Hungary’s law on the response measures to the novel coronavirus epidemic has “stood the test of the rule of law” and it has been proven that the freedom of the press is not under threat in the country, the justice minister said in an interview to the Saturday edition of daily Magyar Nemzet.
Judit Varga said the reason behind her recent op-ed for German conservative daily Die Welt was that she was aware of how Hungary was depicted in the press and readers needed balanced reporting so that they could decide the truth for themselves. The minister recommended everyone should be “brave” and “true to their own principles”. She said honesty had a “liberating” effect in western Europe, adding, at the same time, that “the presumption of guilt” was regularly applied to Hungary in the European Union. Varga said it was reasonable to question the legitimacy of an upcoming European parliamentary session on Hungary that had also been backed by European People’s Party MEPs.

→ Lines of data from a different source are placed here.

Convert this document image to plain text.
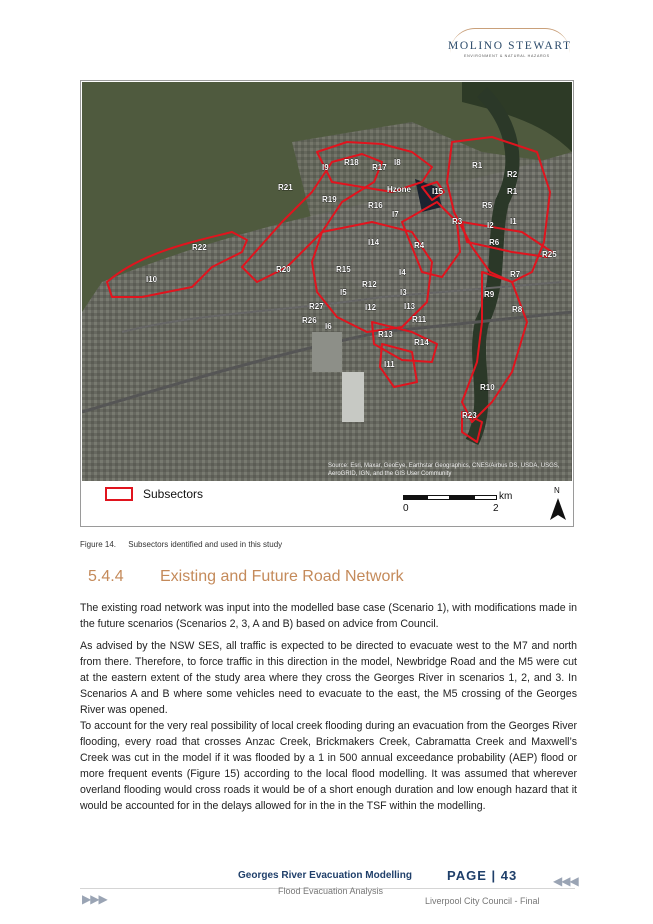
MOLINO STEWART
ENVIRONMENT & NATURAL HAZARDS
I9
R18
R17
I8	R1
R2
R1
I15
Hzone
R21
R19
R16
I7
R5
I2 I1
R3
I14	R4	R6
R25
R22
I10
R20	R15	I4
R12
R7
I5	I3	R9
R27	I12	I13	R8
R26
I6
R11
R13
R14
I11
R10
R23
Source: Esri, Maxar, GeoEye, Earthstar Geographics, CNES/Airbus DS, USDA, USGS, AeroGRID, IGN, and the GIS User Community
Subsectors	km
0	2
N
Figure 14. Subsectors identified and used in this study
5.4.4 Existing and Future Road Network

The existing road network was input into the modelled base case (Scenario 1), with modifications made in the future scenarios (Scenarios 2, 3, A and B) based on advice from Council.

As advised by the NSW SES, all traffic is expected to be directed to evacuate west to the M7 and north from there. Therefore, to force traffic in this direction in the model, Newbridge Road and the M5 were cut at the eastern extent of the study area where they cross the Georges River in scenarios 1, 2, and 3. In Scenarios A and B where some vehicles need to evacuate to the east, the M5 crossing of the Georges River was opened.

To account for the very real possibility of local creek flooding during an evacuation from the Georges River flooding, every road that crosses Anzac Creek, Brickmakers Creek, Cabramatta Creek and Maxwell’s Creek was cut in the model if it was flooded by a 1 in 500 annual exceedance probability (AEP) flood or more frequent events (Figure 15) according to the local flood modelling. It was assumed that wherever overland flooding would cross roads it would be of a short enough duration and low enough hazard that it would be accounted for in the delays allowed for in the in the TSF within the modelling.

Georges River Evacuation Modelling	PAGE | 43
Flood Evacuation Analysis
Liverpool City Council - Final
▶▶▶
◀◀◀
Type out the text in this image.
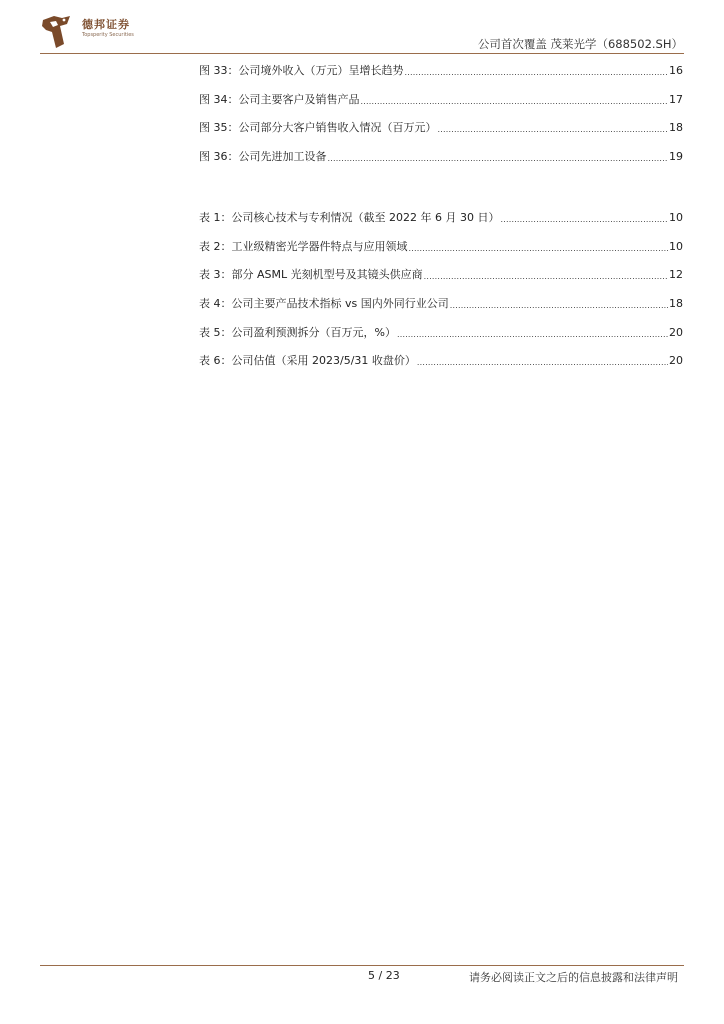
德邦证券
Topsperity Securities
公司首次覆盖 茂莱光学（688502.SH）
图 33：公司境外收入（万元）呈增长趋势 .....	16
图 34：公司主要客户及销售产品 .....	17
图 35：公司部分大客户销售收入情况（百万元） .....	18
图 36：公司先进加工设备 .....	19
表 1：公司核心技术与专利情况（截至 2022 年 6 月 30 日） .....	10
表 2：工业级精密光学器件特点与应用领域 .....	10
表 3：部分 ASML 光刻机型号及其镜头供应商 .....	12
表 4：公司主要产品技术指标 vs 国内外同行业公司 .....	18
表 5：公司盈利预测拆分（百万元，%） .....	20
表 6：公司估值（采用 2023/5/31 收盘价） .....	20
5 / 23	请务必阅读正文之后的信息披露和法律声明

Meanwhile, she said the German constitutional court’s decision to overrule a ruling by the Court of Justice of the European Union (CJEU) would be seen as a landmark ruling. “Lawyers had long waited for the moment when it came time to decide who gets to have the final say when the authority of an EU and a national body are in conflict with one another,” the minister said. “Who has the right to decide who gets to decide on which matters? According to our stance based on the concept of strong nation-states it is certainly the sovereign member state and the ultimate arbiter of these rights is the Constitutional Court,” she said. “The German constitutional court’s ruling strengthened the position that in this sense, the European Union is not equivalent to the united states of Europe.”
As regards Hungary’s law against the spreading of falsehoods in connection with the epidemic, Varga said the essence of the special legal order was that the interests of the community are placed before people’s goals of self-fulfilment. She underlined the need for greater discipline, arguing that with mass communication tools, fake news was “just one click away” regardless of the consumer’s geographic location.